Progettazione

«Requisiti di fatturato limitati all'ultimo triennio, con il nuovo codice a rischio mercato e gare di ingegneria»

INTERVENTO. L'Oice all'attacco sulla stretta per la qualificazione agli appalti di servizi: è il primo punto da correggere

di Giorgio Lupoi (*)

Fra meno di due mesi il nuovo codice appalti entrerà nella sua "piena efficacia" e tutti gli operatori del settore ne stanno studiando gli effetti e le inevitabili, classiche, "luci e ombre".
Il Consiglio generale dell'Oice ha avviato una profonda riflessione sulle parti dell'articolato che impattano in misura più o meno rilevante sul settore dell'ingegneria e dell'architettura e, sentita la base associativa, ha scelto condividere le valutazioni positive sugli aspetti maggiormente innovativi e qualificanti della riforma e di sottolinearne le criticità che potrebbero portare ad una distorsione o ad un blocco del mercato, provando a proporre possibili correttivi.

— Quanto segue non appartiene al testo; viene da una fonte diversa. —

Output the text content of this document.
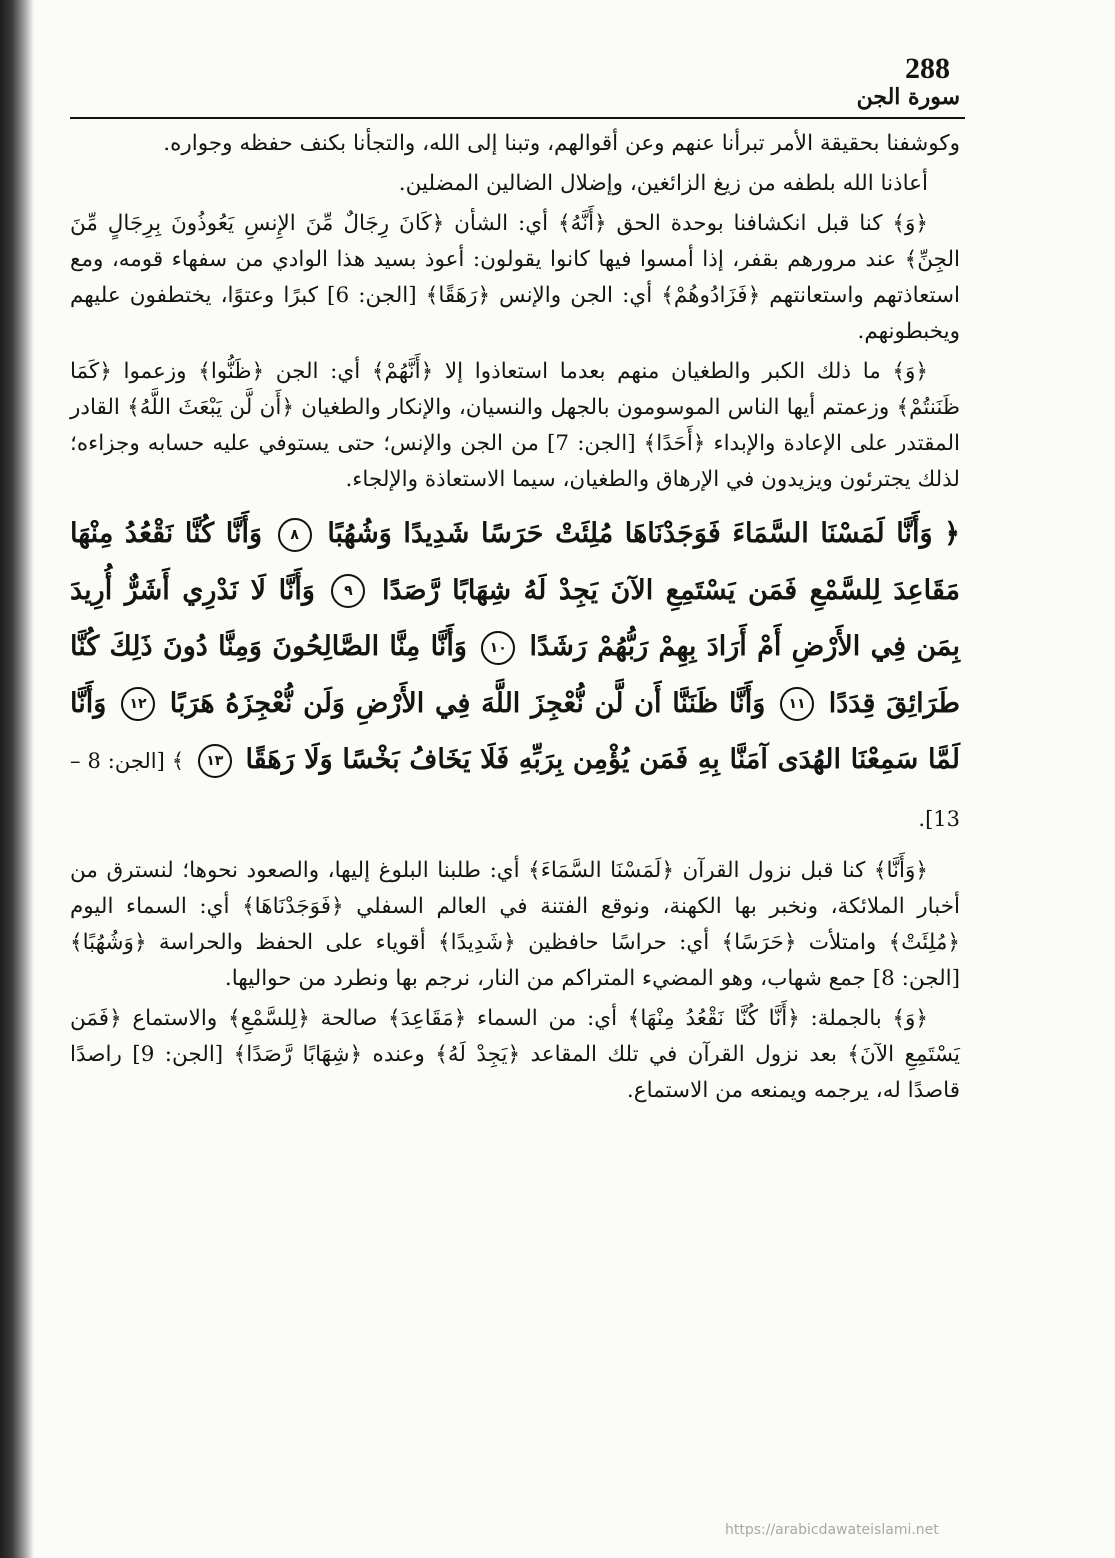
288
سورة الجن

وكوشفنا بحقيقة الأمر تبرأنا عنهم وعن أقوالهم، وتبنا إلى الله، والتجأنا بكنف حفظه وجواره.

أعاذنا الله بلطفه من زيغ الزائغين، وإضلال الضالين المضلين.

﴿وَ﴾ كنا قبل انكشافنا بوحدة الحق ﴿أَنَّهُ﴾ أي: الشأن ﴿كَانَ رِجَالٌ مِّنَ الإِنسِ يَعُوذُونَ بِرِجَالٍ مِّنَ الجِنِّ﴾ عند مرورهم بقفر، إذا أمسوا فيها كانوا يقولون: أعوذ بسيد هذا الوادي من سفهاء قومه، ومع استعاذتهم واستعانتهم ﴿فَزَادُوهُمْ﴾ أي: الجن والإنس ﴿رَهَقًا﴾ [الجن: 6] كبرًا وعتوًا، يختطفون عليهم ويخبطونهم.

﴿وَ﴾ ما ذلك الكبر والطغيان منهم بعدما استعاذوا إلا ﴿أَنَّهُمْ﴾ أي: الجن ﴿ظَنُّوا﴾ وزعموا ﴿كَمَا ظَنَنتُمْ﴾ وزعمتم أيها الناس الموسومون بالجهل والنسيان، والإنكار والطغيان ﴿أَن لَّن يَبْعَثَ اللَّهُ﴾ القادر المقتدر على الإعادة والإبداء ﴿أَحَدًا﴾ [الجن: 7] من الجن والإنس؛ حتى يستوفي عليه حسابه وجزاءه؛ لذلك يجترئون ويزيدون في الإرهاق والطغيان، سيما الاستعاذة والإلجاء.

﴿ وَأَنَّا لَمَسْنَا السَّمَاءَ فَوَجَدْنَاهَا مُلِئَتْ حَرَسًا شَدِيدًا وَشُهُبًا ٨ وَأَنَّا كُنَّا نَقْعُدُ مِنْهَا مَقَاعِدَ لِلسَّمْعِ فَمَن يَسْتَمِعِ الآنَ يَجِدْ لَهُ شِهَابًا رَّصَدًا ٩ وَأَنَّا لَا نَدْرِي أَشَرٌّ أُرِيدَ بِمَن فِي الأَرْضِ أَمْ أَرَادَ بِهِمْ رَبُّهُمْ رَشَدًا ١٠ وَأَنَّا مِنَّا الصَّالِحُونَ وَمِنَّا دُونَ ذَلِكَ كُنَّا طَرَائِقَ قِدَدًا ١١ وَأَنَّا ظَنَنَّا أَن لَّن نُّعْجِزَ اللَّهَ فِي الأَرْضِ وَلَن نُّعْجِزَهُ هَرَبًا ١٢ وَأَنَّا لَمَّا سَمِعْنَا الهُدَى آمَنَّا بِهِ فَمَن يُؤْمِن بِرَبِّهِ فَلَا يَخَافُ بَخْسًا وَلَا رَهَقًا ١٣ ﴾ [الجن: 8 – 13].

﴿وَأَنَّا﴾ كنا قبل نزول القرآن ﴿لَمَسْنَا السَّمَاءَ﴾ أي: طلبنا البلوغ إليها، والصعود نحوها؛ لنسترق من أخبار الملائكة، ونخبر بها الكهنة، ونوقع الفتنة في العالم السفلي ﴿فَوَجَدْنَاهَا﴾ أي: السماء اليوم ﴿مُلِئَتْ﴾ وامتلأت ﴿حَرَسًا﴾ أي: حراسًا حافظين ﴿شَدِيدًا﴾ أقوياء على الحفظ والحراسة ﴿وَشُهُبًا﴾ [الجن: 8] جمع شهاب، وهو المضيء المتراكم من النار، نرجم بها ونطرد من حواليها.

﴿وَ﴾ بالجملة: ﴿أَنَّا كُنَّا نَقْعُدُ مِنْهَا﴾ أي: من السماء ﴿مَقَاعِدَ﴾ صالحة ﴿لِلسَّمْعِ﴾ والاستماع ﴿فَمَن يَسْتَمِعِ الآنَ﴾ بعد نزول القرآن في تلك المقاعد ﴿يَجِدْ لَهُ﴾ وعنده ﴿شِهَابًا رَّصَدًا﴾ [الجن: 9] راصدًا قاصدًا له، يرجمه ويمنعه من الاستماع.

https://arabicdawateislami.net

La scelta è motivata non soltanto dall'importanza del provvedimento, che per il nostro settore rappresenta il documento di politica industriale, così come lo sono a livello europeo le direttive appalti, ma anche dal ruolo proprio di una associazione confindustriale che deve fornire indicazioni/suggerimenti per la migliore azione possibile del nostro governo, nell'interesse dell'intera nazione.

In questo contesto l'Oice è l'associazione confindustriale che rappresenta l'ingegneria e architettura organizzata e riunisce circa 350 società, con un numero di addetti superiore alle 18.000 unità, ed un fatturato di oltre 3 miliardi di euro. Il contributo che offriamo al dibattito sulla riforma del codice appalti è quindi espressione della sua articolata composizione interna: in Oice operano dalle piccole società e piccoli studi di ingegneria e architettura, fino alle grandi società con oltre 500 addetti, passando per le società di ingegneria a capitale pubblico e a supporto di grandi gruppi. La posizione che si sta maturando sulle nuove regole è quindi frutto di una ampia e variegata esperienza, maturata in Italia e all'estero: confidiamo che, anche per questo, sia presa in considerazione da parte di decisori pubblici.

Con questo spirito abbiamo compiuto i nostri approfondimenti, evidenziando sia gli importanti passi avanti che comunque sono stati fatti soprattutto nel senso della semplificazione di alcuni procedimenti e di razionalizzazione di alcune materie, sia le scelte che invece possono costituire un ostacolo allo sviluppo e risultano non essere coerenti a principi guida ispiratori.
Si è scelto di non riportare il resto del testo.